Posted by Anita Dunham-Potter On February - 5 - 2010

The DeBorde family of Galveston, Texas had high hopes for their first-ever cruise vacation – a four-day sailing on the Carnival Ecstasy from their hometown to Mexico. According to the DeBordes the cruise didn’t live up to what was promised in Carnival’s brochure or website and they wanted the line to own up to its “Vacation Guarantee” so they could get off the ship and get their money back. There was just one big problem – they didn’t tell Carnival they wanted to leave.

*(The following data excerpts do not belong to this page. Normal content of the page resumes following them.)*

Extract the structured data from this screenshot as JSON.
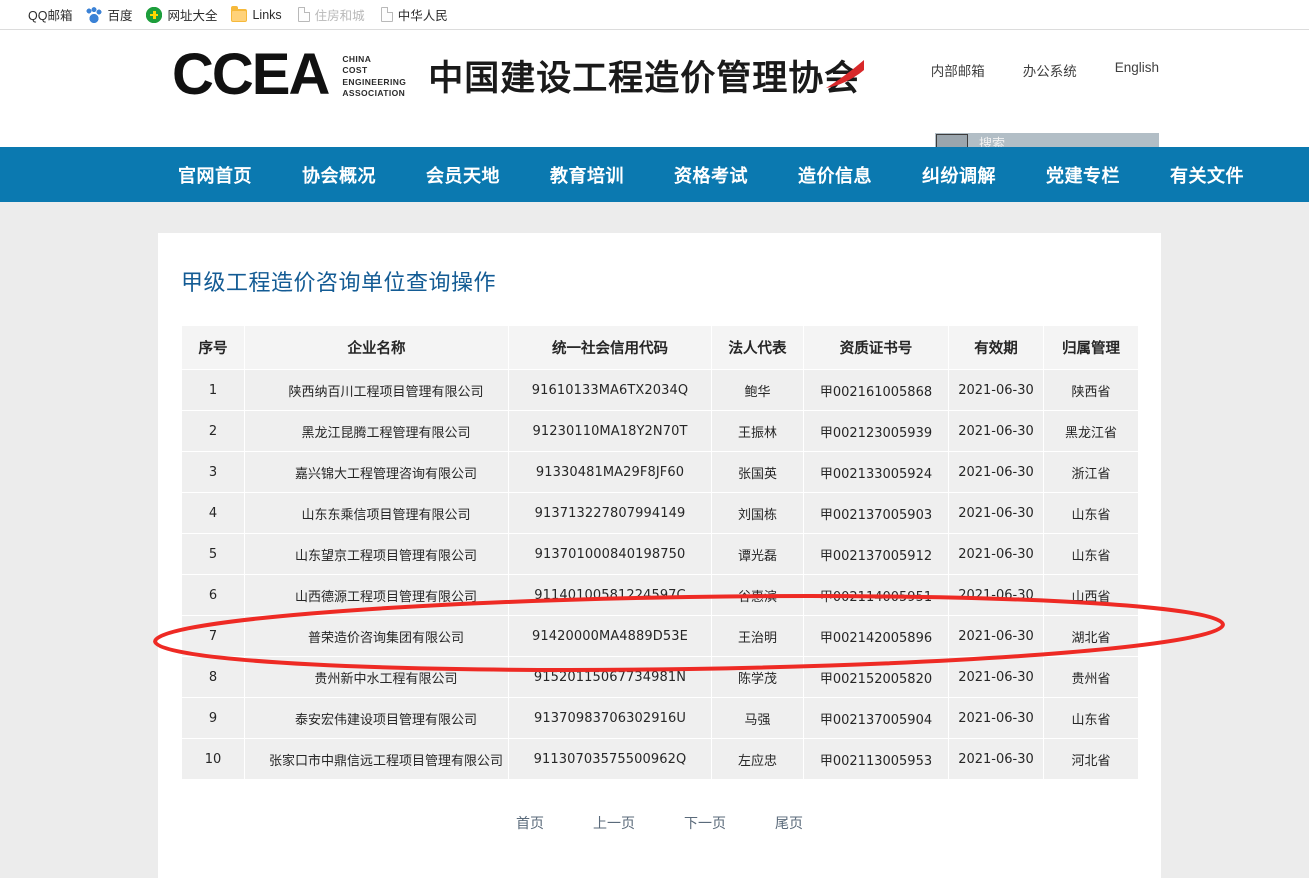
{
  "browser": {
    "bookmarks": [
      {
        "label": "QQ邮箱",
        "icon": "qq-icon",
        "faded": false
      },
      {
        "label": "百度",
        "icon": "baidu-icon",
        "faded": false
      },
      {
        "label": "网址大全",
        "icon": "hao123-icon",
        "faded": false
      },
      {
        "label": "Links",
        "icon": "folder-icon",
        "faded": false
      },
      {
        "label": "住房和城",
        "icon": "page-icon",
        "faded": true
      },
      {
        "label": "中华人民",
        "icon": "page-icon",
        "faded": false
      }
    ]
  },
  "header": {
    "logo_text": "CCEA",
    "logo_sub_lines": "CHINA\nCOST\nENGINEERING\nASSOCIATION",
    "logo_sub_1": "CHINA",
    "logo_sub_2": "COST",
    "logo_sub_3": "ENGINEERING",
    "logo_sub_4": "ASSOCIATION",
    "site_name": "中国建设工程造价管理协会",
    "top_links": [
      {
        "label": "内部邮箱"
      },
      {
        "label": "办公系统"
      },
      {
        "label": "English"
      }
    ],
    "search": {
      "placeholder": "搜索",
      "value": "",
      "button_label": ""
    }
  },
  "nav": {
    "items": [
      {
        "label": "官网首页"
      },
      {
        "label": "协会概况"
      },
      {
        "label": "会员天地"
      },
      {
        "label": "教育培训"
      },
      {
        "label": "资格考试"
      },
      {
        "label": "造价信息"
      },
      {
        "label": "纠纷调解"
      },
      {
        "label": "党建专栏"
      },
      {
        "label": "有关文件"
      }
    ]
  },
  "main": {
    "title": "甲级工程造价咨询单位查询操作",
    "table": {
      "columns": [
        "序号",
        "企业名称",
        "统一社会信用代码",
        "法人代表",
        "资质证书号",
        "有效期",
        "归属管理"
      ],
      "rows": [
        {
          "index": "1",
          "name": "陕西纳百川工程项目管理有限公司",
          "uscc": "91610133MA6TX2034Q",
          "rep": "鲍华",
          "cert": "甲002161005868",
          "valid": "2021-06-30",
          "province": "陕西省"
        },
        {
          "index": "2",
          "name": "黑龙江昆腾工程管理有限公司",
          "uscc": "91230110MA18Y2N70T",
          "rep": "王振林",
          "cert": "甲002123005939",
          "valid": "2021-06-30",
          "province": "黑龙江省"
        },
        {
          "index": "3",
          "name": "嘉兴锦大工程管理咨询有限公司",
          "uscc": "91330481MA29F8JF60",
          "rep": "张国英",
          "cert": "甲002133005924",
          "valid": "2021-06-30",
          "province": "浙江省"
        },
        {
          "index": "4",
          "name": "山东东乘信项目管理有限公司",
          "uscc": "913713227807994149",
          "rep": "刘国栋",
          "cert": "甲002137005903",
          "valid": "2021-06-30",
          "province": "山东省"
        },
        {
          "index": "5",
          "name": "山东望京工程项目管理有限公司",
          "uscc": "913701000840198750",
          "rep": "谭光磊",
          "cert": "甲002137005912",
          "valid": "2021-06-30",
          "province": "山东省"
        },
        {
          "index": "6",
          "name": "山西德源工程项目管理有限公司",
          "uscc": "91140100581224597C",
          "rep": "谷惠滨",
          "cert": "甲002114005951",
          "valid": "2021-06-30",
          "province": "山西省"
        },
        {
          "index": "7",
          "name": "普荣造价咨询集团有限公司",
          "uscc": "91420000MA4889D53E",
          "rep": "王治明",
          "cert": "甲002142005896",
          "valid": "2021-06-30",
          "province": "湖北省"
        },
        {
          "index": "8",
          "name": "贵州新中水工程有限公司",
          "uscc": "91520115067734981N",
          "rep": "陈学茂",
          "cert": "甲002152005820",
          "valid": "2021-06-30",
          "province": "贵州省"
        },
        {
          "index": "9",
          "name": "泰安宏伟建设项目管理有限公司",
          "uscc": "91370983706302916U",
          "rep": "马强",
          "cert": "甲002137005904",
          "valid": "2021-06-30",
          "province": "山东省"
        },
        {
          "index": "10",
          "name": "张家口市中鼎信远工程项目管理有限公司",
          "uscc": "91130703575500962Q",
          "rep": "左应忠",
          "cert": "甲002113005953",
          "valid": "2021-06-30",
          "province": "河北省"
        }
      ]
    },
    "pagination": [
      {
        "label": "首页"
      },
      {
        "label": "上一页"
      },
      {
        "label": "下一页"
      },
      {
        "label": "尾页"
      }
    ]
  },
  "annotation": {
    "shape": "ellipse",
    "color": "#ee2a24",
    "highlighted_row_index": "7"
  },
  "colors": {
    "nav_blue": "#0b79b0",
    "title_blue": "#135b94",
    "link_blue": "#2a6ebb",
    "page_bg": "#ececec",
    "annotation_red": "#ee2a24"
  }
}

Finding the perfect getaway

The DeBordes have been through a lot as their 10-year-old son has endured a chronic health condition that has required over thirty-five surgeries in his short life. Kristi DeBorde told me that she promised her son when he was healthy enough to travel the family would go away on a special vacation. When the doctors finally gave the go ahead for the family to travel she scoured the Internet for two months searching for the perfect getaway within their budget.

The family decided on a cruise aboard the Carnival Ecstasy from Galveston since it offered everything they wanted in a vacation including a children’s area with many activities to suit their son. The DeBordes had never been on a cruise and Kristi wasn’t completely sure if it was the best option for her son. Before booking she called Carnival for reassurance to confirm that all the activities listed in the brochure and online would be onboard during the cruise, she was told yes. She was sold and booked the cruise.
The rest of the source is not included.